# Adding smaller mbuna with adults???



## davethomasowns (Aug 4, 2010)

In another thread of mine it was mentioned that I could add more fish to my mbuna tank to lower the aggression. I have a 55g with two filters and I change the water every two weeks. The fish I have now are getting pretty big, I have had them for 6-8 months.

My question is, if I buy juveniles (much smaller) and put them in the tank will they be messed with? Do I absolutely have to buy the same size as the guys in there now? I purchased these ones when they were little, and to buy them at this size it is pretty expensive. On the other hand, I could afford buying the smaller ones. Petsmart for example has small yellow labs and red zebras for $5 right now.

I see pictures all the time with adults and smaller fish swimming together, but I don't know if it made a difference if they were born in the tank or something?

Thanks in advance!


----------



## Eric_S (Feb 27, 2007)

Shouldn't matter. If they're too small to be food and not mature enough to breed, I think they'll be left alone for the most part. But I suppose I haven't owned every species and can't speak for them all. I think the ones in question should be fine, though.


----------



## noki (Jun 13, 2003)

Smaller juveniles should be fine as long as they are not smaller than an inch, and it's actually much easier. It's much harder to add adult fish of the same size because it is instant war or breeding and the new fish often gets beat up. The adults ignore the kids, they are not going to kill the juveniles to eat them normally, cichlids are not inhuman.

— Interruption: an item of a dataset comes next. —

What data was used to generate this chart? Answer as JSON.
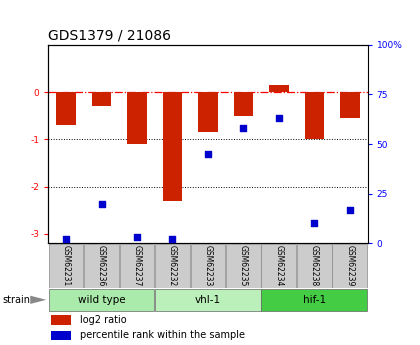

i think that is one of the biggest mistakes, trying to add fish of the same size. I'm not sure where others are but I rarely have ever seen quality healthy adult Mbuna for sale anyway.


----------



## exasperatus2002 (Jul 5, 2003)

I have a 4-5" male yellow lab & added 5 1.5" babies. They hit it off great. Then again yellow labs are mellow for being a Mbuna.


----------



## esparzar1 (Jun 14, 2009)

If u decide to add juvies to your tank I would make sure to add them while the lights are off. Most adult mbuna will attack juvies that are introduced to a tank. They will probably attck them for a few days and you might even have some torn fins however after a few days, the juvies should be okay. Also make sure that they're not so small that the adults could eat them. I wouldn't recommend anything smaller than 1.5-2 inch....just my opinion....good luck!


----------



## Eric_S (Feb 27, 2007)

I meant if they're NOT too small to be food. My mistake.


----------



## Glaneon (Sep 27, 2010)

noki said:


> cichlids are not inhuman.


They are definitely inhuman. :wink:


----------